Les laveuses ne manquent pas de profiter de l'heure propice. Elles accourent, creusent le lit des ruisseaux, et, tout aussitôt, c'est un bruit de battoirs, d'éclats de rire, de voix fraîches ou enrouées dont le mélange n'est pas sans attrait. Ces groupes, ainsi opposés aux groupes de baigneurs et de pêcheurs amateurs, composent des tableaux remplis d'imprévu.

Il ne faut pas manquer de se faire conter l'origine des sources, vestiges, dira le narrateur, de la rivière bue (!!) par une fée, qui voulait se venger ainsi du mauvais accueil d'un meunier, dont le moulin était situé sur ce cours d'eau.

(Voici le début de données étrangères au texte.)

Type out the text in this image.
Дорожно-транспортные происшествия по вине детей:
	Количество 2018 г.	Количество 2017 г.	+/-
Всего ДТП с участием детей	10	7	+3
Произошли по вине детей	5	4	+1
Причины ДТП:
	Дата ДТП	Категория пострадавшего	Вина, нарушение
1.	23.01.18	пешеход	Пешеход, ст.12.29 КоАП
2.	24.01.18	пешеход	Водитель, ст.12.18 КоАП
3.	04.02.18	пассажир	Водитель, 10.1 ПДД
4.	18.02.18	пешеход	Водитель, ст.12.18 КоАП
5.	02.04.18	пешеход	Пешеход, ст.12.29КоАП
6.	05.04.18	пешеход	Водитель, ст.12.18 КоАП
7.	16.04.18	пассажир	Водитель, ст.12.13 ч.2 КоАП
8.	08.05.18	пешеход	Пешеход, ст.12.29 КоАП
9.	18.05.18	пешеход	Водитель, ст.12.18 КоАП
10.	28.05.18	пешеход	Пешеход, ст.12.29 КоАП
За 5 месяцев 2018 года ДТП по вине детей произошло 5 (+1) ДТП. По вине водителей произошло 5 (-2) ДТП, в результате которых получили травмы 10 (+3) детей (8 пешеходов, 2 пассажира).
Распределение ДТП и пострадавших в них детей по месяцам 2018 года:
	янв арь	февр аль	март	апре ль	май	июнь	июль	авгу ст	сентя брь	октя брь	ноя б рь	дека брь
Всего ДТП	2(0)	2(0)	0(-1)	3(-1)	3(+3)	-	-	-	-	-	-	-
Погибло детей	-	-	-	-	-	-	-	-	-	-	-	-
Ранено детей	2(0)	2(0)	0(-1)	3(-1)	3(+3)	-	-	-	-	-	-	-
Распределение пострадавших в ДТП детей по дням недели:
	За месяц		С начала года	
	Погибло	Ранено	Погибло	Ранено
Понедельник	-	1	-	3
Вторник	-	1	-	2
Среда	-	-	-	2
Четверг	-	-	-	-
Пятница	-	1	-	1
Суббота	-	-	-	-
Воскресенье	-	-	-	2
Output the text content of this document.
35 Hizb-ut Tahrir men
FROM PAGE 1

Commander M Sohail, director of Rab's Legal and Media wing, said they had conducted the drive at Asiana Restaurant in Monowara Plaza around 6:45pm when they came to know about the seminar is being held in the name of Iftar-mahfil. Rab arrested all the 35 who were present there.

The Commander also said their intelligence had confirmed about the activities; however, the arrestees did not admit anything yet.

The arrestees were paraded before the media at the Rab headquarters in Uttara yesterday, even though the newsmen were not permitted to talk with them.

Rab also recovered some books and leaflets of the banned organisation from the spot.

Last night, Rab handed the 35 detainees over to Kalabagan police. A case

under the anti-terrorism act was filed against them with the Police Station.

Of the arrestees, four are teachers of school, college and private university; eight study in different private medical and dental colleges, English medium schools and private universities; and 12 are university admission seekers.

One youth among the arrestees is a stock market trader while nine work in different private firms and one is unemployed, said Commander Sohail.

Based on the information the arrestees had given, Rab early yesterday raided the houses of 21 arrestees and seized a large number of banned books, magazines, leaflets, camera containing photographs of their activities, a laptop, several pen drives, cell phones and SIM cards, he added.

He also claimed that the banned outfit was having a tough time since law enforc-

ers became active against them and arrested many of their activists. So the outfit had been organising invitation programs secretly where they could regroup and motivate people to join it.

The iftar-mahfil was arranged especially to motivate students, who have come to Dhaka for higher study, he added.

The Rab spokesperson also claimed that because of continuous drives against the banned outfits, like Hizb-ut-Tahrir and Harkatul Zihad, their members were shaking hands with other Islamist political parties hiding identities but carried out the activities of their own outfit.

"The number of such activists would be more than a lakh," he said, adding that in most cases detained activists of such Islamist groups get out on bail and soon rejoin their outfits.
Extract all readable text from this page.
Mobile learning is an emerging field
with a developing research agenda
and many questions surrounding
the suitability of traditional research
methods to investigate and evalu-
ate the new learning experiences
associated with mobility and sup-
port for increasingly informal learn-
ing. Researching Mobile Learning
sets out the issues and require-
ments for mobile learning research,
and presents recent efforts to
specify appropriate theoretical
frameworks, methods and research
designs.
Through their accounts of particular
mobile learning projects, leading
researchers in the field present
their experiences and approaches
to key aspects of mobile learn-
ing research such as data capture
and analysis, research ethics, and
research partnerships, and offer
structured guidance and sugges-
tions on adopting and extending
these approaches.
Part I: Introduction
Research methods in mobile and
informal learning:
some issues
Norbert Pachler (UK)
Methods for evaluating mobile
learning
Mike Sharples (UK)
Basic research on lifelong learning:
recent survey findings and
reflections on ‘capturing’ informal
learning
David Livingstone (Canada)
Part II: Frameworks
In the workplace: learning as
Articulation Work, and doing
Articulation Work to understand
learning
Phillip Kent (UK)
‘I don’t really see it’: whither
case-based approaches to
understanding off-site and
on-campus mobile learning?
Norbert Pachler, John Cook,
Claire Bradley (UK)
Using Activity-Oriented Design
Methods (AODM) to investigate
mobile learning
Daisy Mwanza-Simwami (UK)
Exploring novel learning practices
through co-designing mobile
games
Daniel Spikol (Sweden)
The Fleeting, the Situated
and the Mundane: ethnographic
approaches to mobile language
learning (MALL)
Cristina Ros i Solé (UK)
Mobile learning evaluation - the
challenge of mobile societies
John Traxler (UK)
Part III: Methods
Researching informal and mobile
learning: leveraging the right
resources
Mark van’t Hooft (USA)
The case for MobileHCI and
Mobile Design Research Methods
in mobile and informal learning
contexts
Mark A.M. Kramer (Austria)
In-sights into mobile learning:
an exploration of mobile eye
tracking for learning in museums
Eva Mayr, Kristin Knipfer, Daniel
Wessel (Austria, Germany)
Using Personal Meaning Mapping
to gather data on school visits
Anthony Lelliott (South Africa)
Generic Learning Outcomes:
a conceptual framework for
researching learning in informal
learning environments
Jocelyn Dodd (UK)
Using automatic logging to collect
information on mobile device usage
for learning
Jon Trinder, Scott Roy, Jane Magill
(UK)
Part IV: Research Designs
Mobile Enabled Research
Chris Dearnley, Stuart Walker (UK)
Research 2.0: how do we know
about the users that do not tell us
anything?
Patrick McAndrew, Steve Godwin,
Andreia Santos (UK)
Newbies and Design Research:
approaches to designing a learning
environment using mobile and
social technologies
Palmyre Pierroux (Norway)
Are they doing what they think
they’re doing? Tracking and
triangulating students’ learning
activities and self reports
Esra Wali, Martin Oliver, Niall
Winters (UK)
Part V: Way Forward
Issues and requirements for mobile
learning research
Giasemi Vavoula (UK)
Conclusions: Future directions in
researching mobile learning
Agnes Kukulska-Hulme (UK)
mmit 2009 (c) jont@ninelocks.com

Le moment viendra, peut-être, où la fameuse rivière, maintenant souterraine, joignant son effort à celui des flots, contribuera à engloutir la petite ville bâtie au-dessous du niveau de la pleine mer.

Il suffirait, pour provoquer cette catastrophe, que la digue naturelle, œuvre du courant, encombrant de ses galets tant de grèves normandes, vînt à s'effondrer.


Des nombreuses stations de bains de mer de cette partie du littoral, Étretat est la plus ancienne, la plus célèbre. Tout s'y trouve réuni: beauté de la baie, charme des vallons et des coteaux voisins.

Mais, dans l'avenir, une autre importance pourra être réservée au vaste bassin formé par la ligne de cailloux délaissés à chaque marée. Un port militaire trouverait ici les meilleures conditions d'installation.